= Lewis Ossie Swingler =

American journalist

Lewis Ossie Swingler (August 28, 1906 - September 25, 1962) was a pioneering African-American journalist, editor, and newspaper publisher from Crittenden County, Arkansas. He was editor of the Memphis World and editor in chief and copublisher of the Tri-State Defender.

==Early life==
Swingler was born in Crittenden County in 1905. He was raised in Tulsa, Oklahoma, where he attended Booker T. Washington High School. Swingler went on to attend the University of Nebraska (NU), where he graduated with a degree in journalism. While in college, Swingler helped organize the first chapter of Alpha Phi Alpha at NU and edited the Sphinx, a publication of that fraternity.

==Career==
Directly after graduating, Swingler moved to Memphis, Tennessee, where he was a pivotal figure in the establishment of the Memphis World. He served as its editor from its founding in 1931 until he left in 1951 to start the Tri-State Defender with John H. Sengstacke. During this period Swingler also taught journalism at LeMoyne College.

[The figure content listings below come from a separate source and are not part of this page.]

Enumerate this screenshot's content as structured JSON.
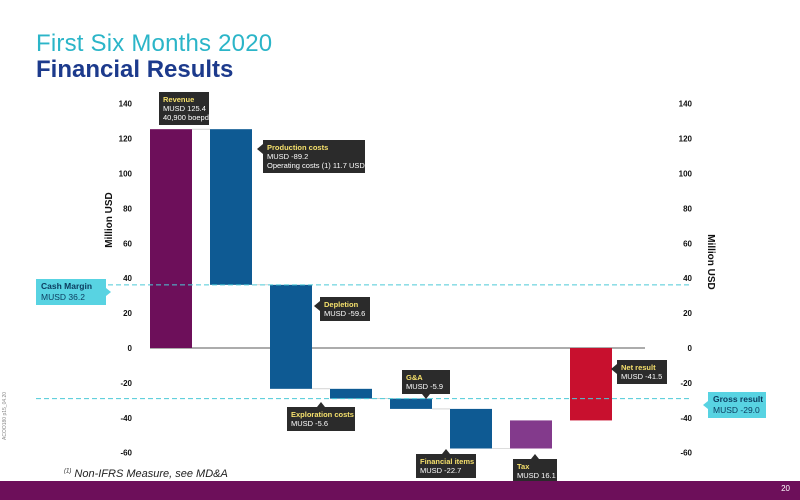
{
  "header": {
    "subtitle": "First Six Months 2020",
    "title": "Financial Results"
  },
  "footnote": {
    "marker": "(1)",
    "text": "Non-IFRS Measure, see MD&A"
  },
  "side_code": "ACOO180 p15_04.20",
  "page_number": "20",
  "colors": {
    "revenue": "#6d0f5a",
    "cost": "#0e5a93",
    "tax": "#833a8c",
    "net_result": "#c8102e",
    "reference_line": "#4cc9d8",
    "reference_box": "#58d3e2",
    "label_box": "#2b2b2b",
    "label_head": "#f5e06c",
    "bottom_bar": "#6d0f5a"
  },
  "chart_data": {
    "type": "waterfall",
    "ylabel": "Million USD",
    "ylim": [
      -65,
      145
    ],
    "yticks": [
      140,
      120,
      100,
      80,
      60,
      40,
      20,
      0,
      -20,
      -40,
      -60
    ],
    "grid": false,
    "steps": [
      {
        "name": "Revenue",
        "start": 0,
        "end": 125.4,
        "color_key": "revenue",
        "lines": [
          "MUSD 125.4",
          "40,900 boepd"
        ]
      },
      {
        "name": "Production costs",
        "start": 125.4,
        "end": 36.2,
        "color_key": "cost",
        "lines": [
          "MUSD -89.2",
          "Operating costs (1) 11.7 USD/boe"
        ]
      },
      {
        "name": "Depletion",
        "start": 36.2,
        "end": -23.4,
        "color_key": "cost",
        "lines": [
          "MUSD -59.6"
        ]
      },
      {
        "name": "Exploration costs",
        "start": -23.4,
        "end": -29.0,
        "color_key": "cost",
        "lines": [
          "MUSD -5.6"
        ]
      },
      {
        "name": "G&A",
        "start": -29.0,
        "end": -34.9,
        "color_key": "cost",
        "lines": [
          "MUSD -5.9"
        ]
      },
      {
        "name": "Financial items",
        "start": -34.9,
        "end": -57.6,
        "color_key": "cost",
        "lines": [
          "MUSD -22.7"
        ]
      },
      {
        "name": "Tax",
        "start": -57.6,
        "end": -41.5,
        "color_key": "tax",
        "lines": [
          "MUSD 16.1"
        ]
      },
      {
        "name": "Net result",
        "start": 0,
        "end": -41.5,
        "color_key": "net_result",
        "lines": [
          "MUSD -41.5"
        ]
      }
    ],
    "reference_lines": [
      {
        "name": "Cash Margin",
        "value": 36.2,
        "text": "MUSD 36.2",
        "side": "left"
      },
      {
        "name": "Gross result",
        "value": -29.0,
        "text": "MUSD -29.0",
        "side": "right"
      }
    ]
  }
}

Swingler used his position in Memphis's black community to advocate for civil rights. For instance, in 1948 Swingler and a number of other prominent black citizens of Memphis pressed the police department to hire African American officers as a way of reducing police brutality. This effort was ultimately successful. Swingler also joined an early voter registration group, Joseph Edison Walker's Non-Partisan Voters Committee, in 1951.

In 1956, during the Montgomery bus boycott, Swingler was the southern vice president of Alpha Phi Alpha. After fellow Alpha Martin Luther King Jr. was indicted in Montgomery, Swingler was among a delegation which travelled there to support King.

Swingler died on September 25, 1962, in Mound Bayou, Mississippi, of a heart attack.